Numerical ranges can be written as first-last
(or equivalently
first:last
1), where the range is inclusive. For example, get
residues with residue IDs 5 to 100:
>>> u.select_atoms("resid 5-100")
<AtomGroup with 1439 atoms>
>>> u.select_atoms("resid 5-100").n_residues
96
Selections can be combined with boolean expressions. For example, to select the \(\text{C}_\alpha\) atoms of all acidic residues [aspartic acid (“ASP”), glutamic acid (“GLU”), and histidines (named “HIS”, “HSD”, or “HSE”, depending on what force field is being used and what protonation state it is in)]:
>>> u.select_atoms("(resname ASP or resname GLU or resname HS*) and name CA")
<AtomGroup with 38 atoms>
We group with or
separate selections by residue name (keyword
resname
). First either ASP, GLU, or any histidines are selected
(we use “stemming” HS*
to match any residue name that starts with
“HS”). Then only those atoms whose name is “CA” are taken from the
first set by an and
selection. For convenience, the or
in the
first part of the selection can be taken implicitly with the shortcut
syntax
>>> u.select_atoms("resname ASP GLU HS* and name CA")
<AtomGroup with 38 atoms>
The implicit or syntax also works well for range selections such as
resid 1-5 20 45-99 101-199
.
It is also possible to select by geometric criteria, e.g. with the
around distance selection
keyword:
>>> u.select_atoms("((resname ASP or resname GLU) and not (backbone or name CB or name CG)) \
... and around 4.0 ((resname LYS or resname ARG) \
... and not (backbone or name CB or name CG))").residues
<ResidueGroup with 30 residues>
This selection will find atoms potentially involved in salt bridges between acidic and basic residues.
4.2.1. Exercises 2¶
Select the range of resids 100 to 200 (“100-200”) with a selection. Compare the result to what you get by slicing the
u.atoms.residues
appropriately.Which approach would you prefer to use in a analysis script?
Solution:
>>> u.select_atoms("resid 100-200") <AtomGroup with 1609 atoms>
Compare to the slicing solution (doing an element-wise comparison, i.e. residue by residue in each
list()
):>>> list(u.select_atoms("resid 100-200").residues) == list(u.atoms.residues[99:200]) True
If one wants to get specific residues in scripts one typically uses selections instead of slicing because the index in the slice might not correspond to the actual residue ids (minus 1): If a number of residues (e.g. 150-160) are missing from the structure then the selection will simply give you residues 100-149 and 161-200 but the slice 99:200 would give you residues 100-149 and 161-209.

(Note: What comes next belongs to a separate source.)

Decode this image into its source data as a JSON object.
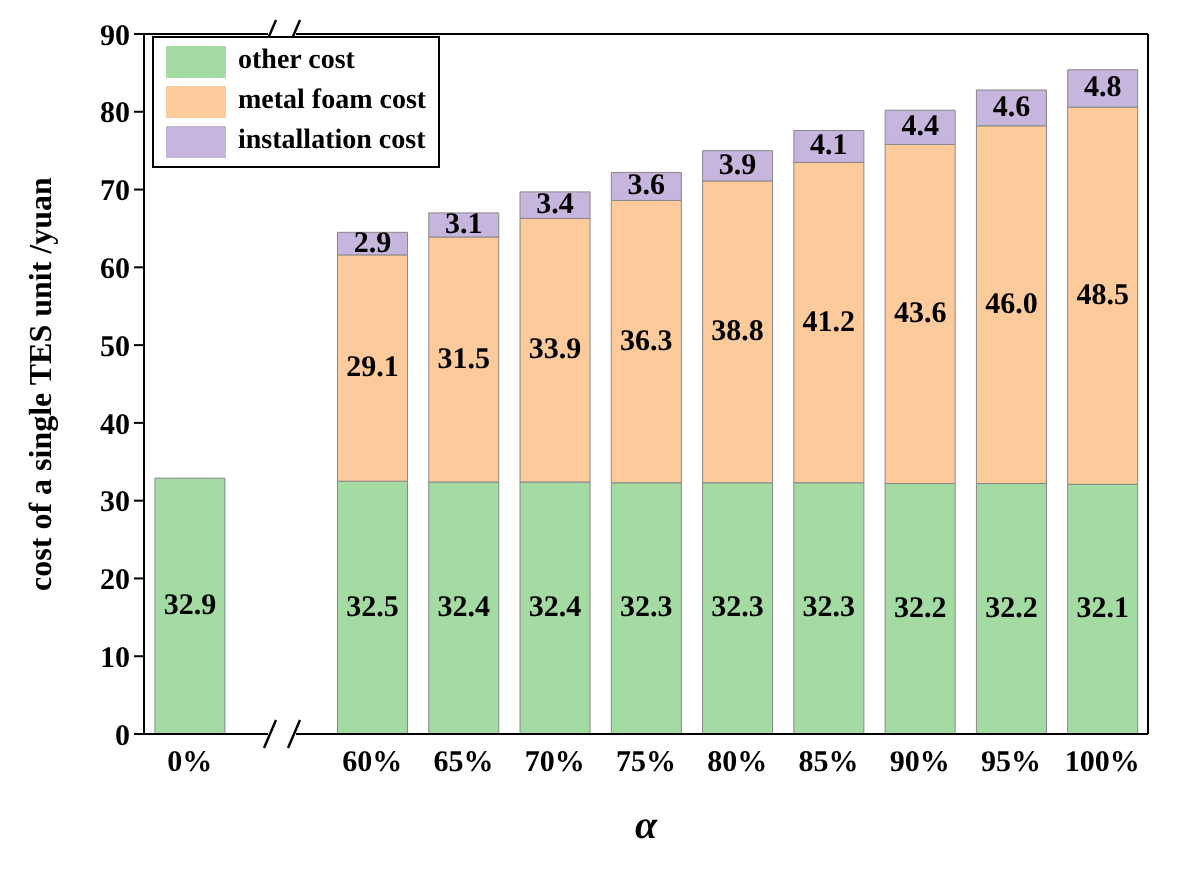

Select all residues that do not contain a \(\mathrm{C}_\beta\) (“CB”) atom. How many are there? What residue names did you find?
Solution:
>>> sel = u.select_atoms("(byres name CA) and not (byres name CB)").residues >>> len(sel) 20
These are all Glycines, as can be seen by comparing the residue groups element-wise:
>>> glycines = u.select_atoms("resname GLY") >>> list(sel) == list(glycines.residues) True
Footnotes
- 1
For index ranges in atom selections,
first-last
andfirst:last
are completely equivalent. In this tutorial we prefer the formfirst-last
to reduce confusion with Python slicinggroup[first:last]
because in the atom selection syntax,last
is included in the selection whereas in Python slicing it is excluded.